5X isothermal (ISO) reaction buffer (25% PEG-8000, 500 mM Tris-HCl pH 7.5, 50 mM MgCl2, 50 mM DTT, 1 mM each of the 4 dNTPs, and 5 mM NAD). This is prepared as described below.
T5 exonuclease (Epicentre)
Phusion DNA polymerase (New England Biolabs)
Taq DNA ligase (New England Biolabs)

1. Heat block or thermocycler with PCR tubes.

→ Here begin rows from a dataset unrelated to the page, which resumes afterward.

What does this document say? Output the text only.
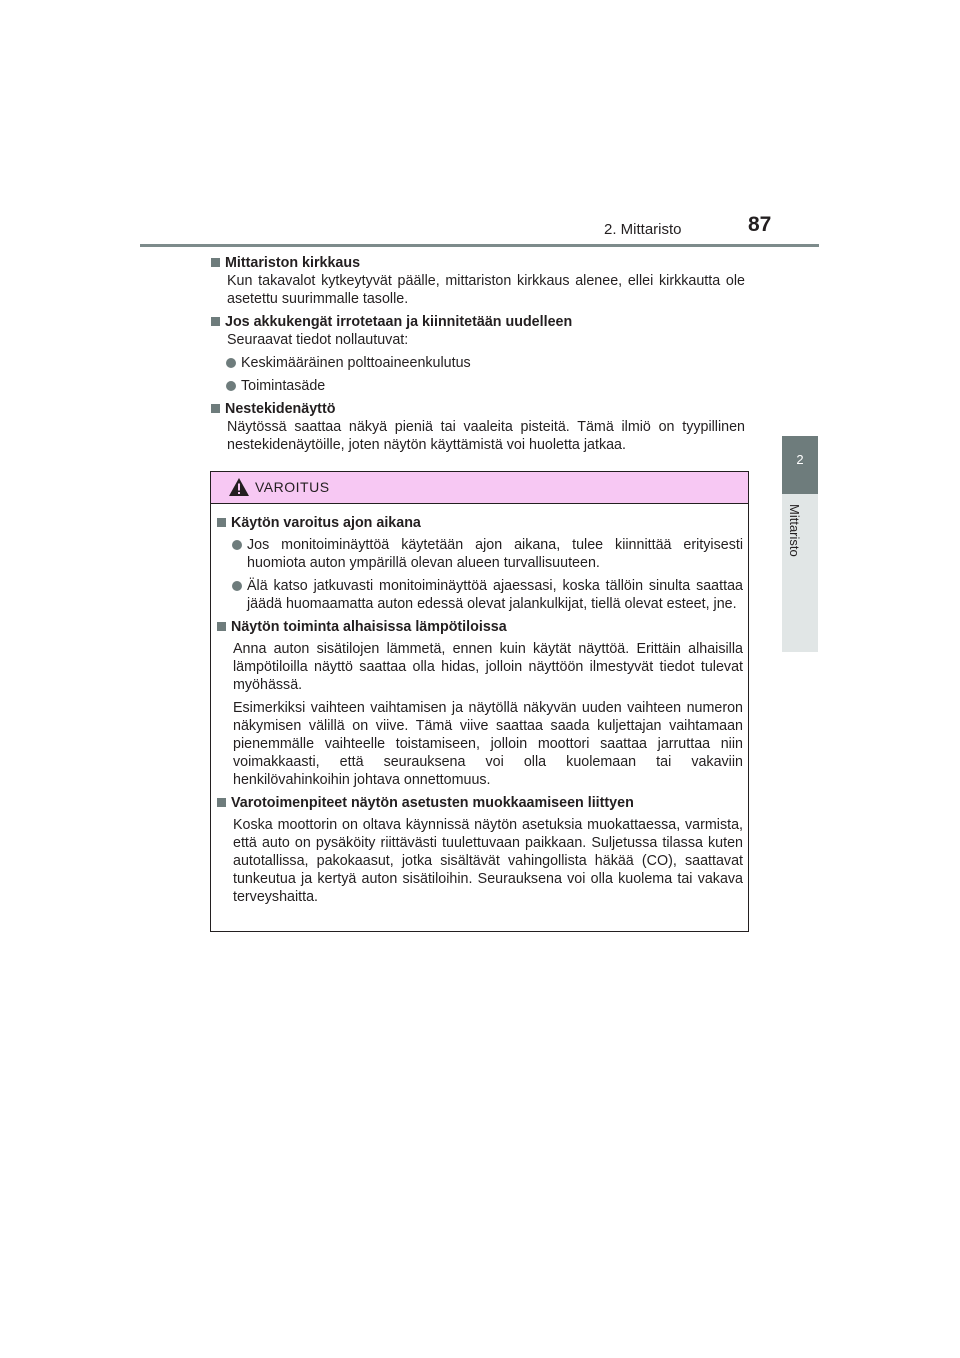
2. Mittaristo	87
2
Mittaristo

Mittariston kirkkaus

Kun takavalot kytkeytyvät päälle, mittariston kirkkaus alenee, ellei kirkkautta ole asetettu suurimmalle tasolle.

Jos akkukengät irrotetaan ja kiinnitetään uudelleen

Seuraavat tiedot nollautuvat:

Keskimääräinen polttoaineenkulutus

Toimintasäde

Nestekidenäyttö

Näytössä saattaa näkyä pieniä tai vaaleita pisteitä. Tämä ilmiö on tyypillinen nestekidenäytöille, joten näytön käyttämistä voi huoletta jatkaa.

VAROITUS

Käytön varoitus ajon aikana

Jos monitoiminäyttöä käytetään ajon aikana, tulee kiinnittää erityisesti huomiota auton ympärillä olevan alueen turvallisuuteen.

Älä katso jatkuvasti monitoiminäyttöä ajaessasi, koska tällöin sinulta saattaa jäädä huomaamatta auton edessä olevat jalankulkijat, tiellä olevat esteet, jne.

Näytön toiminta alhaisissa lämpötiloissa

Anna auton sisätilojen lämmetä, ennen kuin käytät näyttöä. Erittäin alhaisilla lämpötiloilla näyttö saattaa olla hidas, jolloin näyttöön ilmestyvät tiedot tulevat myöhässä.

Esimerkiksi vaihteen vaihtamisen ja näytöllä näkyvän uuden vaihteen numeron näkymisen välillä on viive. Tämä viive saattaa saada kuljettajan vaihtamaan pienemmälle vaihteelle toistamiseen, jolloin moottori saattaa jarruttaa niin voimakkaasti, että seurauksena voi olla kuolemaan tai vakaviin henkilövahinkoihin johtava onnettomuus.

Varotoimenpiteet näytön asetusten muokkaamiseen liittyen

Koska moottorin on oltava käynnissä näytön asetuksia muokattaessa, varmista, että auto on pysäköity riittävästi tuulettuvaan paikkaan. Suljetussa tilassa kuten autotallissa, pakokaasut, jotka sisältävät vahingollista häkää (CO), saattavat tunkeutua ja kertyä auton sisätiloihin. Seurauksena voi olla kuolema tai vakava terveyshaitta.
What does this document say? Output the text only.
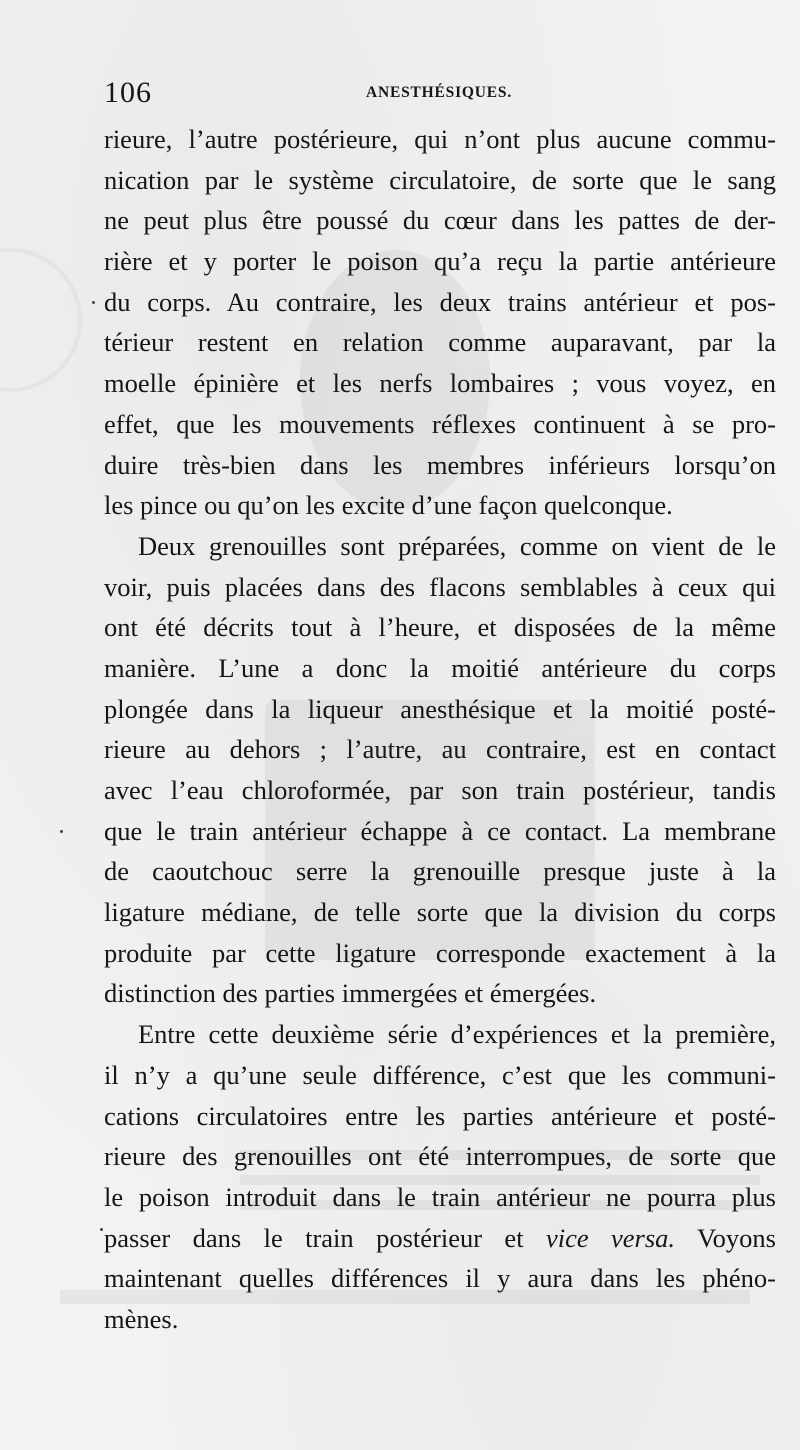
106	ANESTHÉSIQUES.
rieure, l’autre postérieure, qui n’ont plus aucune commu-
nication par le système circulatoire, de sorte que le sang
ne peut plus être poussé du cœur dans les pattes de der-
rière et y porter le poison qu’a reçu la partie antérieure
du corps. Au contraire, les deux trains antérieur et pos-
térieur restent en relation comme auparavant, par la
moelle épinière et les nerfs lombaires ; vous voyez, en
effet, que les mouvements réflexes continuent à se pro-
duire très-bien dans les membres inférieurs lorsqu’on
les pince ou qu’on les excite d’une façon quelconque.
Deux grenouilles sont préparées, comme on vient de le
voir, puis placées dans des flacons semblables à ceux qui
ont été décrits tout à l’heure, et disposées de la même
manière. L’une a donc la moitié antérieure du corps
plongée dans la liqueur anesthésique et la moitié posté-
rieure au dehors ; l’autre, au contraire, est en contact
avec l’eau chloroformée, par son train postérieur, tandis
que le train antérieur échappe à ce contact. La membrane
de caoutchouc serre la grenouille presque juste à la
ligature médiane, de telle sorte que la division du corps
produite par cette ligature corresponde exactement à la
distinction des parties immergées et émergées.
Entre cette deuxième série d’expériences et la première,
il n’y a qu’une seule différence, c’est que les communi-
cations circulatoires entre les parties antérieure et posté-
rieure des grenouilles ont été interrompues, de sorte que
le poison introduit dans le train antérieur ne pourra plus
passer dans le train postérieur et vice versa. Voyons
maintenant quelles différences il y aura dans les phéno-
mènes.
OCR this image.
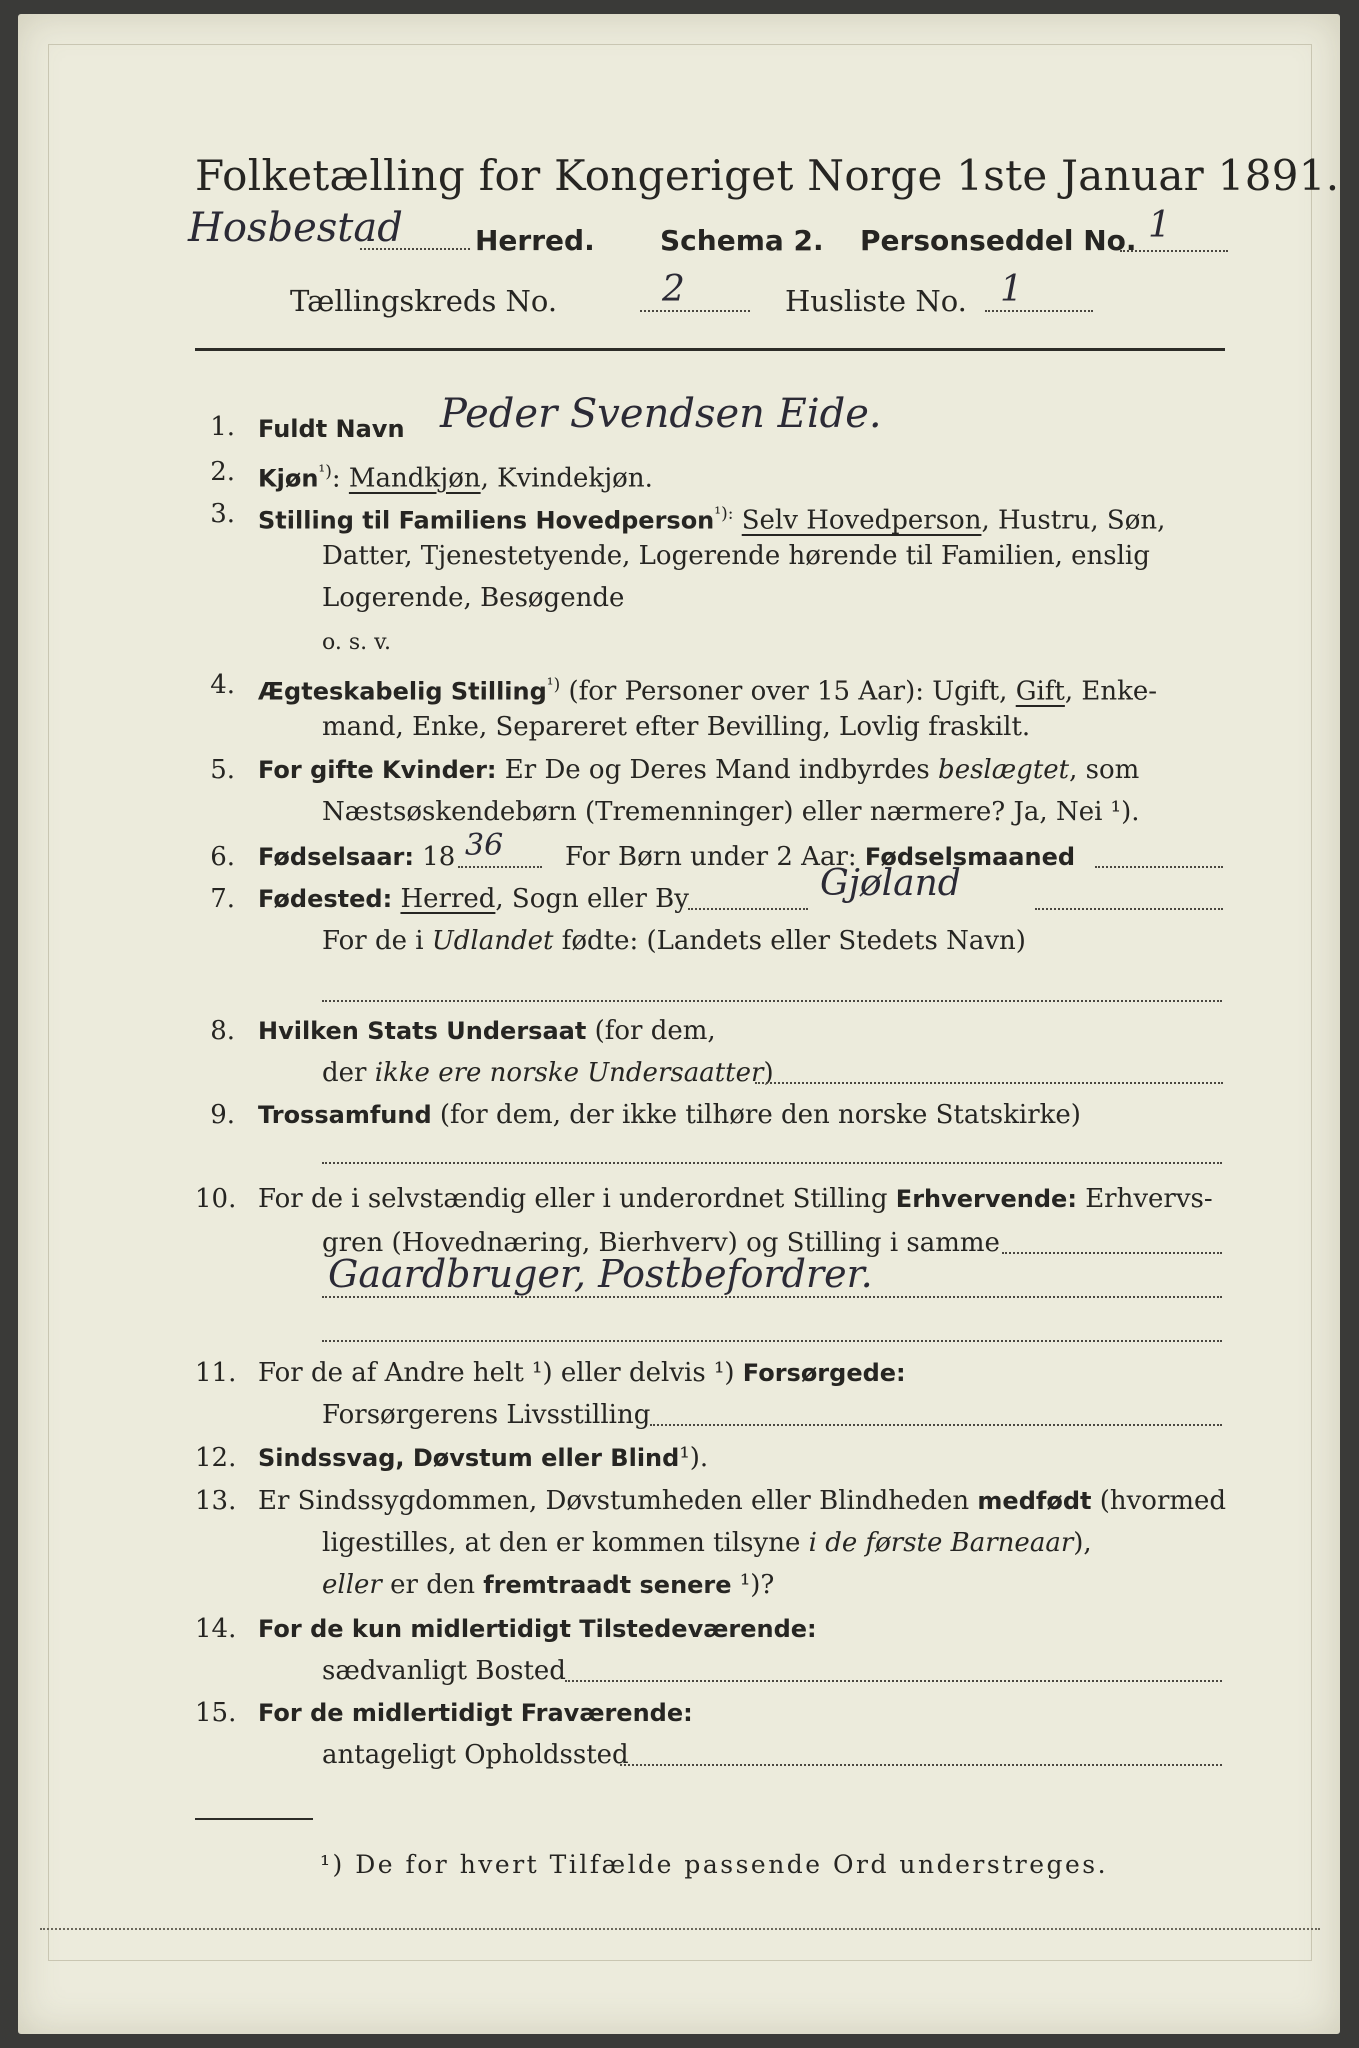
Folketælling for Kongeriget Norge 1ste Januar 1891.
Hosbestad	Herred. Schema 2. Personseddel No. 1
Tællingskreds No.	2	Husliste No. 1
1. Fuldt Navn Peder Svendsen Eide.
2. Kjøn$^{^1)}$: Mandkjøn, Kvindekjøn.
3. Stilling til Familiens Hovedperson$^{^1):}$ Selv Hovedperson, Hustru, Søn,
Datter, Tjenestetyende, Logerende hørende til Familien, enslig
Logerende, Besøgende
o. s. v.
4. Ægteskabelig Stilling$^{^1)}$ (for Personer over 15 Aar): Ugift, Gift, Enke-
mand, Enke, Separeret efter Bevilling, Lovlig fraskilt.
5. For gifte Kvinder: Er De og Deres Mand indbyrdes beslægtet, som
Næstsøskendebørn (Tremenninger) eller nærmere? Ja, Nei ¹).
6. Fødselsaar: 18 36 For Børn under 2 Aar: Fødselsmaaned
7. Fødested: Herred, Sogn eller By	Gjøland
For de i Udlandet fødte: (Landets eller Stedets Navn)
8. Hvilken Stats Undersaat (for dem,
der ikke ere norske Undersaatter)
9. Trossamfund (for dem, der ikke tilhøre den norske Statskirke)
10. For de i selvstændig eller i underordnet Stilling Erhvervende: Erhvervs-
gren (Hovednæring, Bierhverv) og Stilling i samme
Gaardbruger, Postbefordrer.
11. For de af Andre helt ¹) eller delvis ¹) Forsørgede:
Forsørgerens Livsstilling
12. Sindssvag, Døvstum eller Blind¹).
13. Er Sindssygdommen, Døvstumheden eller Blindheden medfødt (hvormed
ligestilles, at den er kommen tilsyne i de første Barneaar),
eller er den fremtraadt senere ¹)?
14. For de kun midlertidigt Tilstedeværende:
sædvanligt Bosted
15. For de midlertidigt Fraværende:
antageligt Opholdssted
¹) De for hvert Tilfælde passende Ord understreges.
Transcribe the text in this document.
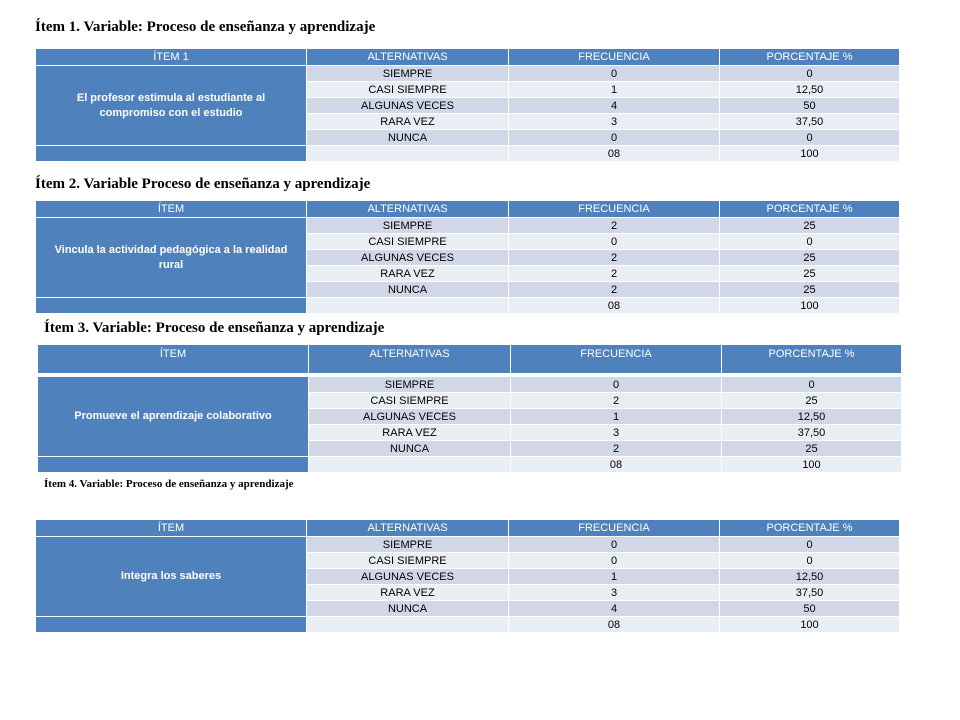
Ítem 1. Variable: Proceso de enseñanza y aprendizaje

ÍTEM 1	ALTERNATIVAS	FRECUENCIA	PORCENTAJE %
El profesor estimula al estudiante al compromiso con el estudio	SIEMPRE	0	0
	CASI SIEMPRE	1	12,50
	ALGUNAS VECES	4	50
	RARA VEZ	3	37,50
	NUNCA	0	0
		08	100

Ítem 2. Variable Proceso de enseñanza y aprendizaje

ÍTEM	ALTERNATIVAS	FRECUENCIA	PORCENTAJE %
Vincula la actividad pedagógica a la realidad rural	SIEMPRE	2	25
	CASI SIEMPRE	0	0
	ALGUNAS VECES	2	25
	RARA VEZ	2	25
	NUNCA	2	25
		08	100

Ítem 3. Variable: Proceso de enseñanza y aprendizaje

ÍTEM	ALTERNATIVAS	FRECUENCIA	PORCENTAJE %

Promueve el aprendizaje colaborativo	SIEMPRE	0	0
	CASI SIEMPRE	2	25
	ALGUNAS VECES	1	12,50
	RARA VEZ	3	37,50
	NUNCA	2	25
		08	100

Ítem 4. Variable: Proceso de enseñanza y aprendizaje

ÍTEM	ALTERNATIVAS	FRECUENCIA	PORCENTAJE %
Integra los saberes	SIEMPRE	0	0
	CASI SIEMPRE	0	0
	ALGUNAS VECES	1	12,50
	RARA VEZ	3	37,50
	NUNCA	4	50
		08	100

Prepare 5X ISO buffer. Six ml of this buffer can be prepared by combining the following:
1. 3 ml of 1 M Tris-HCl pH 7.5
2. 150 μl of 2 M MgCl2
3. 60 μl of 100 mM dGTP
4. 60 μl of 100 mM dATP
5. 60 μl of 100 mM dTTP
6. 60 μl of 100 mM dCTP
7. 300 μl of 1 M DTT
8. 1.5 g PEG-8000
9. 300 μl of 100 mM NAD
10. Add water to 6 ml
11. Aliquot 100 μl and store at -20 °C
Prepare an assembly master mixture. This can be prepared by combining the following:
1. 320 μl 5X ISO buffer
2. 0.64 μl of 10 U/ μl T5 exo
3. 20 μl of 2 U/μl Phusion pol
4. 160 μl of 40 U/μl Taq lig
5. Add water to 1.2 ml
6. Aliquot 15 μl and store at -20 °C. This assembly mixture can be stored at -20 °C for at least one year. The enzymes remain active following at least 10 freeze-thaw cycles.
  1. This is ideal for the assembly of DNA molecules with 20-150 bp overlaps. For DNA molecules overlapping by larger than 150 bp, prepare the assembly mixture by using 3.2 μl of 10 U/ μl T5 exo.
Thaw a 15 μl assembly mixture aliquot and keep on ice until ready to be used.
Add 5 μl of DNA to be assembled to the master mixture. The DNA should be in equimolar amounts. Use 10-100 ng of each ~6 kb DNA fragment. For larger DNA segments, increasingly proportionate amounts of DNA should be added (e.g. 250 ng of each 150 kb DNA segment).
Incubate at 50 °C for 15 to 60 min (60 min is optimal).
If cloning is desired, electroporate 1 μl of the assembly reaction into 30 μl electrocompetent E. coli.